Enfin, la dernière partie aborde les dynamiques urbaines post-catastrophes et le renouvellement des tissus informels. À travers les exemples de Chlef et d’Alger, les auteurs retracent les processus de reconstruction et de transformation urbaine après les séismes. Ils démontrent l’intérêt des outils d’analyse spatiale et participative, notamment les Systèmes d’Information Géographique (SIG), pour accompagner des projets de renouvellement urbain inclusifs
et durables.

L’article de Khalifa Benzakhroufa et Hadj Mohammed Maachou propose un retour sur les dynamiques urbaines et les transformations spatiales de l’agglomération de Chlef, ville marquée par les séismes de 1954 et 1980. À partir de sources documentaires, de statistiques et enquêtes auprès des institutions, les auteurs retracent les processus de reconstruction des quartiers décimés. Ils croisent ainsi les dynamiques de l’évolution des formes urbaines aux implications sociales et spatiales. L’étude met en lumière les mutations progressives qui ont conduit à la densification des espaces entre le centre ancien et les nouveaux quartiers périphériques, révélant les enjeux spécifiques des villes confrontées à des catastrophes naturelles. Pour leur part,
Imane Hamdi, Mariam Chabou-Othmani et Larbi Bengana développent une réflexion sur les apports des Systèmes d’Information Géographique (SIG) dans le renouvellement urbain d’un quartier informel à Alger. En s’appuyant sur le cas du quartier Boubsila, les auteurs démontrent l’intérêt de ces outils pour diagnostiquer les configurations spatiales, identifier les besoins des habitants et élaborer des scénarios d’aménagement adaptés. Cette approche intégrative et participative s’inscrit dans la perspective d’un développement urbain plus inclusif et durable, prenant en compte les spécificités des tissus auto-construits.

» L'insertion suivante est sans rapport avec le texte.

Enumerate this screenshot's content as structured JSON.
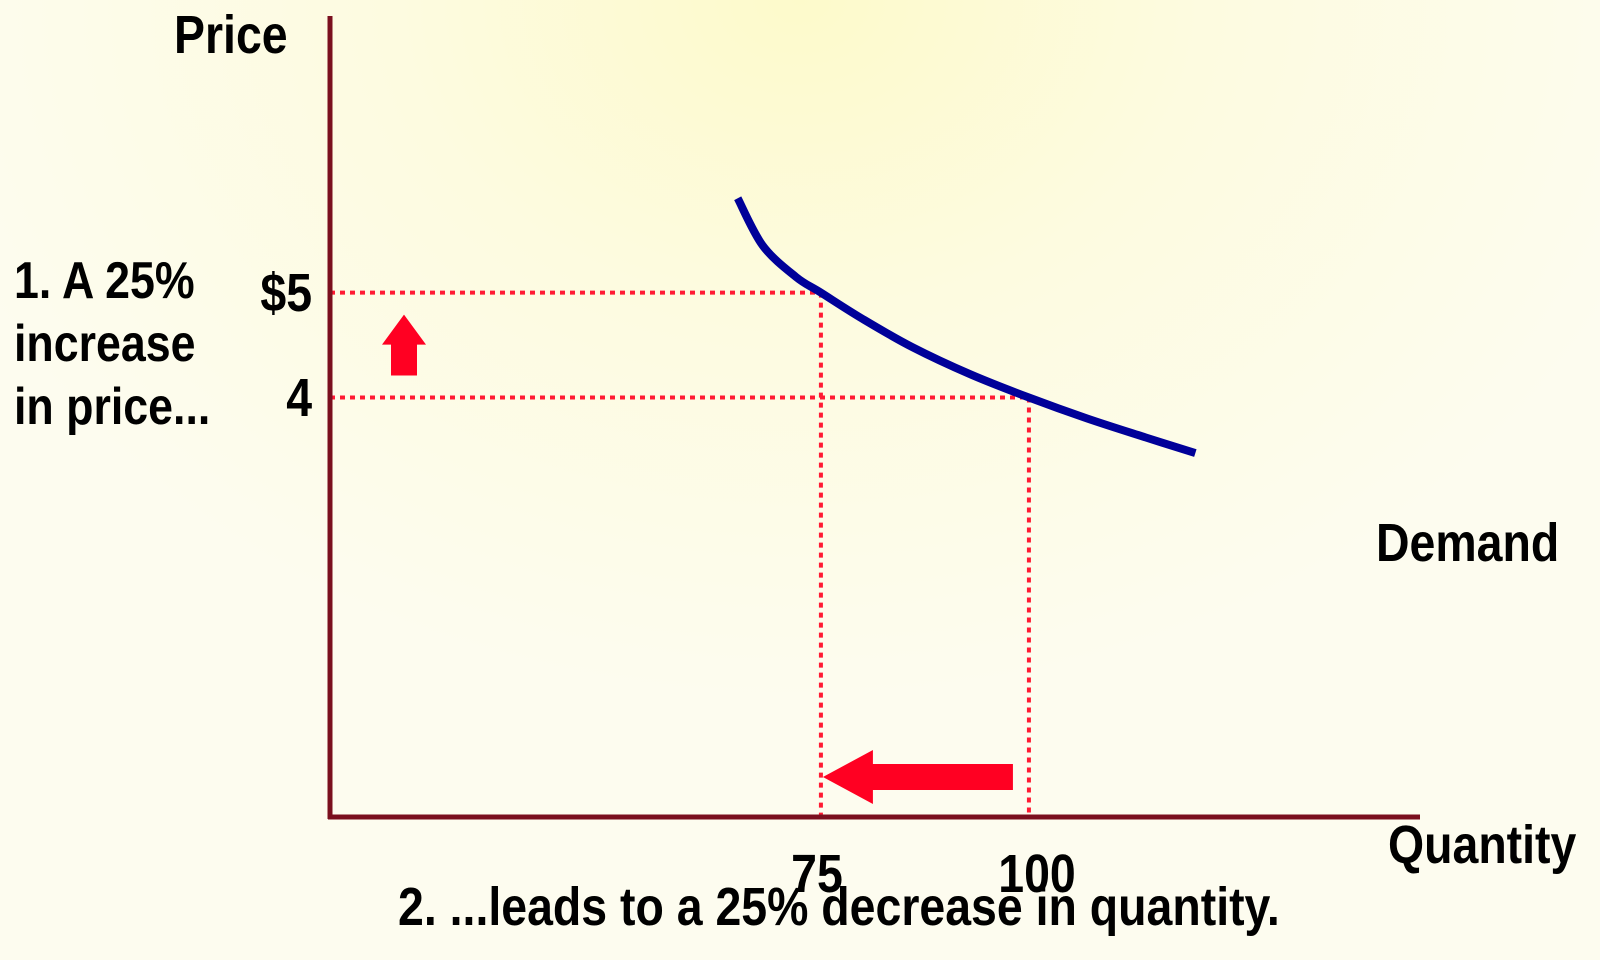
{
  "chart_data": {
    "type": "line",
    "title": "",
    "xlabel": "Quantity",
    "ylabel": "Price",
    "series": [
      {
        "name": "Demand",
        "x": [
          65,
          68,
          72,
          75,
          80,
          86,
          93,
          100,
          107,
          114,
          120
        ],
        "y": [
          5.9,
          5.45,
          5.15,
          5.0,
          4.75,
          4.48,
          4.22,
          4.0,
          3.8,
          3.62,
          3.47
        ]
      }
    ],
    "highlighted_points": [
      {
        "x": 75,
        "y": 5
      },
      {
        "x": 100,
        "y": 4
      }
    ],
    "y_ticks": [
      {
        "value": 5,
        "label": "$5"
      },
      {
        "value": 4,
        "label": "4"
      }
    ],
    "x_ticks": [
      {
        "value": 75,
        "label": "75"
      },
      {
        "value": 100,
        "label": "100"
      }
    ],
    "annotations": {
      "price_change": "1. A 25%\nincrease\nin price...",
      "quantity_change": "2. ...leads to a 25% decrease in quantity."
    },
    "xlim": [
      16,
      147
    ],
    "ylim": [
      0,
      7.6
    ],
    "grid": false,
    "colors": {
      "axis": "#7a0f1e",
      "demand": "#000099",
      "guides": "#ff1a33",
      "arrows": "#ff0022"
    }
  }
}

Dans leur ensemble, si les contextes et les objets d’étude diffèrent, les travaux qui composent ce numéro mettent en lumière plusieurs problématiques transversales : la fragmentation croissante des tissus urbains, l’insuffisante intégration des préoccupations environnementales, les logiques sécuritaires à l’origine de formes résidentielles fermées et l’importance des outils d’analyse spatiale pour repenser les territoires urbains.

Ces éclairages sur la diversité des dynamiques urbaines contemporaines en Algérie ont montré quelques aspects des multiples enjeux qu’elles soulèvent. Somme toute, l’articulation des thématiques abordées, ambitionne de stimuler la recherche sur les conditions d’une urbanisation plus maîtrisée et plus résiliente, soucieuse des spécificités sociales et environnementales à l’échelle territoriale. Elle implique de poursuivre la recherche de nouveaux paradigmes de développement urbain adaptés aux défis de la transition écologique et aux transformations sociétales contemporaines.